Khaw populates her world with mysterious characters that come to (eerie and sinister) life. Both the Mermaid the Plague Doctor are well-drawn and complex characters. The Mermaid is our POV character throughout the novella, and so we see the world through her lens. She is a character who thought she found love and happiness, but was quickly escorted into a terrible situation that only got worse. As readers, it is easy to empathize with her plight, and we cheer her on through her trials and triumphs. However, to me, and maybe it was because they weren’t the POV character, the more interesting of our two main characters was the Plague Doctor. Khaw slowly peels away their mask (both literally and figuratively) as we get to know their dark past and foreboding future. The Plague Doctor brings a jovial sadness to the novella that felt so very real and so very human.
This novella is not for the easily grossed out or faint of heart. Khaw never goes too far, and the horror elements never feel exploitative, but their descriptions of the dark, bloody, and gross things that the Mermaid and Plague Doctor encounter and experience made my skin tingle. I am one of those people who gets a small pain in my knee if someone is talking about how they hurt their knee, and so I was experiencing these little sensations from the images that Khaw conjured up in this little novella. The book isn’t scary, but it is dread-inducing as Khaw takes us through this mysteriously horrifying village located within this greater horrifying world.
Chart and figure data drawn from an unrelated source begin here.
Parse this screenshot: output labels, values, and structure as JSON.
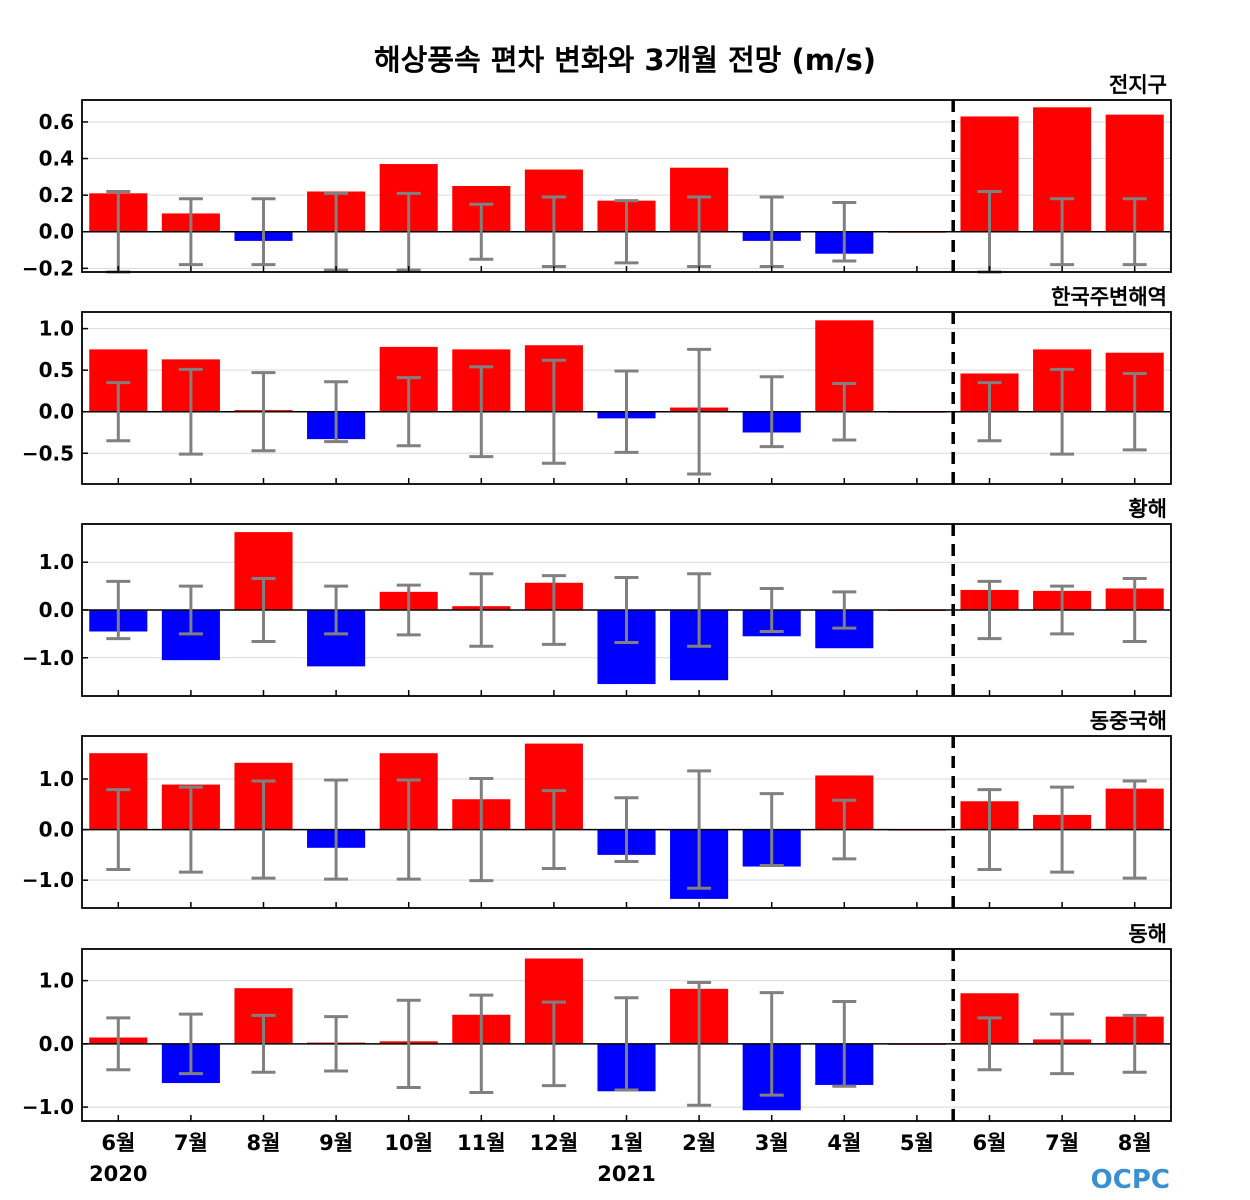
{
  "chart_data": {
    "type": "bar",
    "title": "해상풍속 편차 변화와 3개월 전망 (m/s)",
    "categories": [
      "6월",
      "7월",
      "8월",
      "9월",
      "10월",
      "11월",
      "12월",
      "1월",
      "2월",
      "3월",
      "4월",
      "5월",
      "6월",
      "7월",
      "8월"
    ],
    "year_labels": [
      "2020",
      "2021"
    ],
    "divider_after": "5월",
    "colors": {
      "positive": "#ff0000",
      "negative": "#0000ff",
      "errorbar": "#808080"
    },
    "panels": [
      {
        "name": "전지구",
        "ylim": [
          -0.22,
          0.72
        ],
        "yticks": [
          -0.2,
          0.0,
          0.2,
          0.4,
          0.6
        ],
        "ytick_labels": [
          "−0.2",
          "0.0",
          "0.2",
          "0.4",
          "0.6"
        ],
        "values": [
          0.21,
          0.1,
          -0.05,
          0.22,
          0.37,
          0.25,
          0.34,
          0.17,
          0.35,
          -0.05,
          -0.12,
          0.0,
          0.63,
          0.68,
          0.64
        ],
        "error": [
          0.22,
          0.18,
          0.18,
          0.21,
          0.21,
          0.15,
          0.19,
          0.17,
          0.19,
          0.19,
          0.16,
          0.0,
          0.22,
          0.18,
          0.18
        ]
      },
      {
        "name": "한국주변해역",
        "ylim": [
          -0.87,
          1.2
        ],
        "yticks": [
          -0.5,
          0.0,
          0.5,
          1.0
        ],
        "ytick_labels": [
          "−0.5",
          "0.0",
          "0.5",
          "1.0"
        ],
        "values": [
          0.75,
          0.63,
          0.02,
          -0.33,
          0.78,
          0.75,
          0.8,
          -0.08,
          0.05,
          -0.25,
          1.1,
          0.0,
          0.46,
          0.75,
          0.71
        ],
        "error": [
          0.35,
          0.51,
          0.47,
          0.36,
          0.41,
          0.54,
          0.62,
          0.49,
          0.75,
          0.42,
          0.34,
          0.0,
          0.35,
          0.51,
          0.46
        ]
      },
      {
        "name": "황해",
        "ylim": [
          -1.8,
          1.8
        ],
        "yticks": [
          -1.0,
          0.0,
          1.0
        ],
        "ytick_labels": [
          "−1.0",
          "0.0",
          "1.0"
        ],
        "values": [
          -0.45,
          -1.05,
          1.63,
          -1.18,
          0.38,
          0.08,
          0.57,
          -1.55,
          -1.47,
          -0.55,
          -0.8,
          0.0,
          0.42,
          0.4,
          0.45
        ],
        "error": [
          0.6,
          0.5,
          0.66,
          0.5,
          0.52,
          0.76,
          0.72,
          0.68,
          0.76,
          0.45,
          0.38,
          0.0,
          0.6,
          0.5,
          0.66
        ]
      },
      {
        "name": "동중국해",
        "ylim": [
          -1.55,
          1.85
        ],
        "yticks": [
          -1.0,
          0.0,
          1.0
        ],
        "ytick_labels": [
          "−1.0",
          "0.0",
          "1.0"
        ],
        "values": [
          1.51,
          0.89,
          1.32,
          -0.36,
          1.51,
          0.6,
          1.7,
          -0.5,
          -1.37,
          -0.73,
          1.07,
          0.0,
          0.56,
          0.29,
          0.81
        ],
        "error": [
          0.79,
          0.84,
          0.96,
          0.98,
          0.98,
          1.01,
          0.77,
          0.63,
          1.16,
          0.71,
          0.58,
          0.0,
          0.79,
          0.84,
          0.96
        ]
      },
      {
        "name": "동해",
        "ylim": [
          -1.22,
          1.5
        ],
        "yticks": [
          -1.0,
          0.0,
          1.0
        ],
        "ytick_labels": [
          "−1.0",
          "0.0",
          "1.0"
        ],
        "values": [
          0.1,
          -0.62,
          0.88,
          0.02,
          0.04,
          0.46,
          1.35,
          -0.75,
          0.87,
          -1.05,
          -0.65,
          0.0,
          0.8,
          0.07,
          0.43
        ],
        "error": [
          0.41,
          0.47,
          0.45,
          0.43,
          0.69,
          0.77,
          0.66,
          0.73,
          0.97,
          0.81,
          0.67,
          0.0,
          0.41,
          0.47,
          0.45
        ]
      }
    ]
  },
  "logo_text": "OCPC"
}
Through all of the body horror, the sinister surgeons, and the violent villagers, this is a story of love between two broken people crossing a shattered landscape together. Despite its short length, the relationship between the Mermaid and the Plague Doctor grows organically. It’s not a fantasy-romance by any means, but it two people finding each both despite and because of the macabre.
I always feel that my role as a reviewer is to help set reader expectations for the books that I review. So, I will say this – if you are primarily a plot reader than this book may not be for you. Readers who do not care about the actual prose or writing of the book (or who value other elements of fiction writing more) may find this novella over-written (some may even call the prose purple) and bloated in its writing. While the Khaw definitely revels in some of the horror elements, particularly in the latter half of the novella, much of the novella is also slow and contemplative. If you aren’t swept up in Khaw’s world and writing in the first few pages, then nothing the novella does later really changes that.
For me, the entire thing really worked and I enjoyed spending an evening in Khaw’s messed up world. This was my first book by Cassandra Khaw, and I will now make sure to go seek out more.
Concluding Thoughts:
This novella won’t be for everyone as The Salt Grows Heavy is unlike anything I’ve ever read. It is a gorgeously grotesque fairy-tale lead by two memorable characters finding love in a disturbing world. Readers who love lyrical prose, body horror, and very slanted fairy tale retellings should definitely check this one out.